Competing capitalists have fought to boost profits at the expense of rivals in the growing market for so-called carbon credits. The Madrid conference ultimately foundered — after extending attempts at backroom “negotiations” — over failure to agree on a deal on “carbon credits,” also known as “pay to pollute.” Meanwhile, Washington is in the process of pulling out altogether from the Paris Accords.
Middle-class protesters outside the conference insisted “governments” had to do right by the planet. But their combination of panic and warnings of imminent destruction of the earth have nothing to do with advancing a working-class program that is necessary to fight capitalist exploitation, the source of the destruction of the environment.
Boom in ‘climate’ scams
The governments of France and the U.K. favor and use “net-zero” targets for carbon emissions by expanding the use of “carbon offsets.” Under these schemes bosses can avoid cutting their own pollution by funding “green” projects elsewhere that claim to slash CO2 emissions. Last month EasyJet airline bosses in the U.K. purchased offsets “calculated” to reduce 7.5 million tons of carbon dioxide elsewhere and now claim they’re a “zero emissions” airline.
A 2017 EU Commission report said that 85% of all offset programs are scams that failed to give “real, measurable and additional” emissions reductions.
U.N. Secretary-General António Guterres urged governments at the conference to agree to a moratorium on building new coal power plants after 2020. Such a move is aimed at the peoples of Africa and Asia and would perpetuate the crippling lack of electrification there, a precondition for economic and social advancement. Some 240 million people in India were estimated to lack access to a regular supply of electricity in 2017.

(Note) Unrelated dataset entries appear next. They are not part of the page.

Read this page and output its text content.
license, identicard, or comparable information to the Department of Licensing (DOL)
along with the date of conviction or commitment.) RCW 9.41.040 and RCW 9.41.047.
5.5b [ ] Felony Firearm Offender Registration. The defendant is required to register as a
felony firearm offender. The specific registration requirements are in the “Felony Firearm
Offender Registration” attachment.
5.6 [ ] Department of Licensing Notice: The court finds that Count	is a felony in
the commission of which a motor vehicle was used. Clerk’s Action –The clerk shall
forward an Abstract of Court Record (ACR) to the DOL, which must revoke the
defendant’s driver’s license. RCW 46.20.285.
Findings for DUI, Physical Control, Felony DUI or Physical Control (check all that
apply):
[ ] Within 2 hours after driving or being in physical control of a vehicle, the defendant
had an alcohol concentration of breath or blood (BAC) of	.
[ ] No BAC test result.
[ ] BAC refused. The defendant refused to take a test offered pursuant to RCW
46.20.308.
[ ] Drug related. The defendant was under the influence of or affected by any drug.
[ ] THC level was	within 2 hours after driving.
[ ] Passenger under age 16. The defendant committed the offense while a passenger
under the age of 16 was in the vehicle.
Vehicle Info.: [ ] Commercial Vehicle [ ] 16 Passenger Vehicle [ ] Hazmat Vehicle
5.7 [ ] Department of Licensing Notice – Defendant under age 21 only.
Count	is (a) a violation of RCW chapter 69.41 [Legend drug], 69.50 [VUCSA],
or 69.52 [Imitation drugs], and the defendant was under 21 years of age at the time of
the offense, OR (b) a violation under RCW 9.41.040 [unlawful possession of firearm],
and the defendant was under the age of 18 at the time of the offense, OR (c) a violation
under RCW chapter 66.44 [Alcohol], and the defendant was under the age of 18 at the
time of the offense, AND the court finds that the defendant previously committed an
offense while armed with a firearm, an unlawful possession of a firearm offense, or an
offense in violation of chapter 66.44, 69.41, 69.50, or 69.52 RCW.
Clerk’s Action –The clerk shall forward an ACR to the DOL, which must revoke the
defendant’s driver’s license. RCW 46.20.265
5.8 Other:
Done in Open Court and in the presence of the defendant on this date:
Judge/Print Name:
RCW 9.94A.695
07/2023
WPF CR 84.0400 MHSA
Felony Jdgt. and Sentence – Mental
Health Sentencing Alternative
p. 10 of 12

The Socialist Workers Party calls for extension of aid to expand nuclear power for economic and social development in the semicolonial world. But — even though this would deeply cut carbon emissions — this is opposed by the imperialist powers and many on the middle-class left.
The SWP’s candidates — presenting a working-class alternative to the Republicans and Democrats two-party system and their socialist hangers-on — urge a fight for workers control over production and safety, including control over CO2 emissions, to prevent the bosses from poisoning us all.